SemiBench is a benchmark dataset designed to directly evaluate knowledge extraction quality and to facilitate analysis of how extracted knowledge influences question answering (QA) performance on semi-structured webpages, including both cleaned and original whole webpages.

Whole Webpages

  • URLs: url_whole.json
    • This file contains the mapping from webpage ID to URL on the Internet Archive (https://archive.org/).
  • QA Set: qa_whole.json
    • This file contains QA pairs for the whole webpages. The QA pairs were generated by Llama 3.3 and have been human-audited.
  • Triple annotations: triple_whole.json
    • This file contains manually annotated (subject, predicate, object) triples for the whole webpages.

Cleaned Webpages

Coming soon.

Citations

@article{sun2025knowledge,
  title={Knowledge Extraction on Semi-Structured Content: Does It Remain Relevant for Question Answering in the Era of LLMs?},
  author={Sun, Kai and Huang, Yin and Mehra, Srishti and Kachuee, Mohammad and Chen, Xilun and Tao, Renjie and Lin, Zhaojiang and Jessee, Andrea and Shah, Nirav and Betty, Alex and Liu, Yue and Kumar, Anuj and Yih, Wen-tau and Dong, Xin Luna},
  year={2025}
}

License

The dataset is released Creative Commons Attribution-NonCommercial 4.0 International License (CC BY-NC 4.0) and is intended for benchmarking purposes only.

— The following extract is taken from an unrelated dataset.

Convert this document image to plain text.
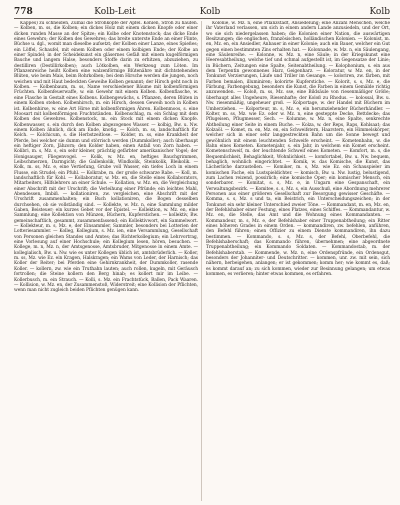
778	Kolb-Leit	Kolb	Kolb

Kappes) zu schneiden, Zumal die Strohköpfe der Äpfel. Kohlen, Stroh zu häufen. — Kolben, m. ss, die Kolben; ein dickes Holz mit einem dicken Knopfe oder einer dicken runden Masse an der Spitze; ein Kolbe oder Knotenstock; das dicke Ende eines Gewehrs; der Kolben des Gewehres; das breite unterste Ende an einer Flinte, Büchse u. dgl., womit man dieselbe aufsetzt; der Kolben einer Lanze, eines Spießes; ein Löffel, Schaufel, mit einem Kolben oder einem kolbigen Ende; der Kolbe an einer Spindel; in der Scheidekunst ein gläsernes Gefäß mit einem kugelförmigen Bauche und langem Halse, besonders Stoffe darin zu erhitzen, abzuziehen, zu destilliren (Destillirkolben); auch Lötkolben, ein Werkzeug zum Löten. Im Pflanzenreiche heißt Kolben eine walzenförmige Blütenähre mit dichtstehenden Blüten, wie beim Mais, beim Rohrkolben; bei dem Hirsche werden die jungen, noch weichen und mit Haut bedeckten Geweihe Kolben genannt; der Hirsch geht noch in Kolben. — Kolbenbaum, m. ss, Name verschiedener Bäume mit kolbenförmigen Früchten. Kolbenfeuerwaffe, w. ein Gewehr mit einem Kolben. Kolbenflasche, w. eine Flasche in Gestalt eines Kolbens. Kolbengewächs, s. Pflanzen, deren Blüten in einem Kolben stehen. Kolbenhirsch, m. ein Hirsch, dessen Geweih noch in Kolben ist. Kolbenhirse, w. eine Art Hirse mit kolbenförmigen Ähren. Kolbenmoos, s. eine Moosart mit kolbenförmigen Fruchtständen. Kolbenschlag, m. ein Schlag mit dem Kolben des Gewehres. Kolbenstock, m. ein Stock mit einem dicken Knopfe. Kolbenwasser, s. ein durch den Kolben abgezogenes Wasser. — kolbig, Bw. u. Nw. einem Kolben ähnlich, dick am Ende, knotig. — Kolch, m. ss, landschaftlich für Kelch. — Kolchicum, s. die Herbstzeitlose. — Kolder, m. ss, eine Krankheit der Pferde, bei welcher sie dumm und störrisch werden (Dummkoller); auch überhaupt ein heftiger Zorn, Jähzorn; den Kolder haben, einen Anfall von Zorn haben. — Kolibri, m. s, Mz. s, ein sehr kleiner, prächtig gefärbter amerikanischer Vogel; der Honigsauger, Fliegenvogel. — Kolik, w. Mz. en, heftiges Bauchgrimmen, Leibschmerzen, Darmgicht; die Gallenkolik, Windkolik, Steinkolik, Bleikolik. — Kolk, m. ss, Mz. e, eine Vertiefung, Grube voll Wasser, ein tiefes Loch in einem Flusse, ein Strudel; ein Pfuhl. — Kolkrabe, m. der große schwarze Rabe. — Koll, m. landschaftlich für Kohl. — Kollaboratur, w. Mz. en, die Stelle eines Kollaborators, Mitarbeiters, Hilfslehrers an einer Schule. — Kollation, w. Mz. en, die Vergleichung einer Abschrift mit der Urschrift; die Verleihung einer Pfründe; ein leichtes Mahl, Abendessen, Imbiß. — kollationiren, zw. vergleichen, eine Abschrift mit der Urschrift zusammenhalten; ein Buch kollationiren, die Bogen desselben durchsehen, ob sie vollständig sind. — Kollekte, w. Mz. n, eine Sammlung milder Gaben, Beisteuer; ein kurzes Gebet vor der Epistel. — Kollektion, w. Mz. en, eine Sammlung; eine Kollektion von Münzen, Büchern, Kupferstichen. — kollektiv, Bw. gemeinschaftlich, gesammt, zusammenfassend; ein Kollektivwort, ein Sammelwort. — Kollekteur, m. s, Mz. e, der Einsammler, Sammler, besonders bei Lotterien der Lotteriesammler. — Kolleg, Kollegium, s. Mz. ien, eine Versammlung, Gesellschaft von Personen gleichen Standes und Amtes; das Richterkollegium; ein Lehrvortrag, eine Vorlesung auf einer Hochschule; ein Kollegium lesen, hören, besuchen. — Kollege, m. n, Mz. n, der Amtsgenosse, Amtsbruder, Mitgenosse in einem Amte. — kollegialisch, Bw. u. Nw. wie es unter Kollegen üblich ist, amtsbrüderlich. — Koller, m. ss, Mz. wie Ez. ein Kragen, Halskragen; ein Wams von Leder, der Harnisch; das Koller der Reiter; bei Pferden eine Gehirnkrankheit, der Dummkoller, rasende Koller. — kollern, zw. wie ein Truthahn lauten; auch rollen, kugeln, mit Geräusch fortrollen; die Steine kollern den Berg hinab; es kollert mir im Leibe. — Kollerbusch, m. ein Strauch. — Kolli, s. Mz. ein Frachtstück, Ballen, Pack Waaren. — Kollision, w. Mz. en, der Zusammenstoß, Widerstreit; eine Kollision der Pflichten, wenn man nicht zugleich beiden Pflichten genügen kann.

Kolonie, w. Mz. n, eine Pflanzstadt, Ansiedelung; eine Anzahl Menschen, welche ihr Vaterland verlassen, um sich in einem andern Lande anzusiedeln, und der Ort, wo sie sich niedergelassen haben; die Kolonien einer Nation, die auswärtigen Besitzungen; die englischen, französischen, holländischen Kolonien. — Kolonist, m. en, Mz. en, ein Ansiedler, Anbauer in einer Kolonie; auch ein Bauer, welcher ein Gut gegen einen bestimmten Zins erhalten hat. — Kolonnade, w. Mz. n, ein Säulengang, eine Säulenreihe. — Kolonne, w. Mz. n, eine Säule; in der Kriegskunst eine Heeresabtheilung, welche tief und schmal aufgestellt ist, im Gegensatze der Linie; in Büchern, Zeitungen eine Spalte, Seitenabtheilung. — Kolophonium, s. ein aus dem Terpentin gewonnenes Harz, Geigenharz. — Koloratur, w. Mz. en, in der Tonkunst Verzierungen, Läufe und Triller im Gesange. — koloriren, zw. färben, mit Farben bemalen, illuminiren; kolorirte Kupferstiche. — Kolorit, s. s, Mz. e, die Färbung, Farbengebung, besonders die Kunst, die Farben in einem Gemälde richtig anzuwenden. — Koloß, m. ss, Mz. sse, eine Bildsäule von riesenmäßiger Größe; überhaupt alles Ungeheure, Riesenhafte; der Koloß zu Rhodus. — kolossal, Bw. u. Nw. riesenmäßig, ungeheuer groß. — Kolportage, w. der Handel mit Büchern im Umherziehen. — Kolporteur, m. s, Mz. e, ein herumziehender Bücherhändler. — Kolter, m. ss, Mz. wie Ez. oder w. Mz. n, eine gesteppte Decke, Bettdecke; das Pflugeisen, Pflugmesser, Sech. — Kolumne, w. Mz. n, eine Spalte, senkrechte Abtheilung einer Seite in einem Buche. — Kolza, w. der Reps, Raps, Kohlsaat; das Kolzaöl. — Komet, m. en, Mz. en, ein Schweifstern, Haarstern, ein Himmelskörper, welcher sich in einer sehr langgestreckten Bahn um die Sonne bewegt und gewöhnlich mit einem leuchtenden Schweife erscheint. — Kometenbahn, w. die Bahn eines Kometen. Kometenjahr, s. ein Jahr, in welchem ein Komet erscheint. Kometenschweif, m. der leuchtende Schweif eines Kometen. — Komfort, m. s, die Bequemlichkeit, Behaglichkeit, Wohnlichkeit. — komfortabel, Bw. u. Nw. bequem, behaglich, wohnlich eingerichtet. — Komik, w. das Komische, die Kunst, das Lächerliche darzustellen. — Komiker, m. s, Mz. wie Ez. ein Schauspieler im komischen Fache, ein Lustspieldichter. — komisch, Bw. u. Nw. lustig, belustigend, zum Lachen reizend, possirlich; eine komische Oper; ein komischer Mensch, ein sonderbarer. — Komitat, s. s, Mz. e, in Ungarn eine Gespanschaft, ein Verwaltungsbezirk. — Komitee, s. s, Mz. s, ein Ausschuß, eine Abordnung mehrerer Personen aus einer größeren Gesellschaft zur Besorgung gewisser Geschäfte. — Komma, s. s, Mz. s und ta, ein Beistrich, ein Unterscheidungszeichen; in der Tonkunst ein sehr kleiner Unterschied zweier Töne. — Kommandant, m. en, Mz. en, der Befehlshaber einer Festung, eines Platzes, eines Schiffes. — Kommandantur, w. Mz. en, die Stelle, das Amt und die Wohnung eines Kommandanten. — Kommandeur, m. s, Mz. e, der Befehlshaber einer Truppenabtheilung; ein Ritter eines höheren Grades in einem Orden. — kommandiren, zw. befehlen, anführen, den Befehl führen; einen Offizier zu einem Dienste kommandiren, ihn dazu bestimmen. — Kommando, s. s, Mz. s, der Befehl, Oberbefehl, die Befehlshaberschaft; das Kommando führen, übernehmen; eine abgeordnete Truppenabtheilung; ein Kommando Soldaten. — Kommandostab, m. der Befehlshaberstab. — Kommende, w. Mz. n, eine Ordenspfründe, ein Ordensgut, besonders der Johanniter- und Deutschritter. — kommen, unr. zw. mit sein, sich nähern, herbeigehen, anlangen; er ist gekommen; komm her; wie kommt es, daß; es kommt darauf an; zu sich kommen, wieder zur Besinnung gelangen; um etwas kommen, es verlieren; hinter etwas kommen, es erfahren.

The QA Set is made up of outputs of Llama 3.3, and subject to the Llama 3.3 license (https://github.com/meta-llama/llama-models/blob/main/models/llama3_3/LICENSE). If you use the QA Set to create, train, fine-tune, or otherwise improve an AI model, which is distributed or made available, you shall also include “Llama” at the beginning of any such AI model name. Third party content pulled from other locations are subject to its own licenses and you may have other legal obligations or restrictions that govern your use of that content.

TODO

  • Release triple annotations for cleaned webpages.
  • Release 100 additional whole webpages, bringing the dataset total to 351 whole webpages.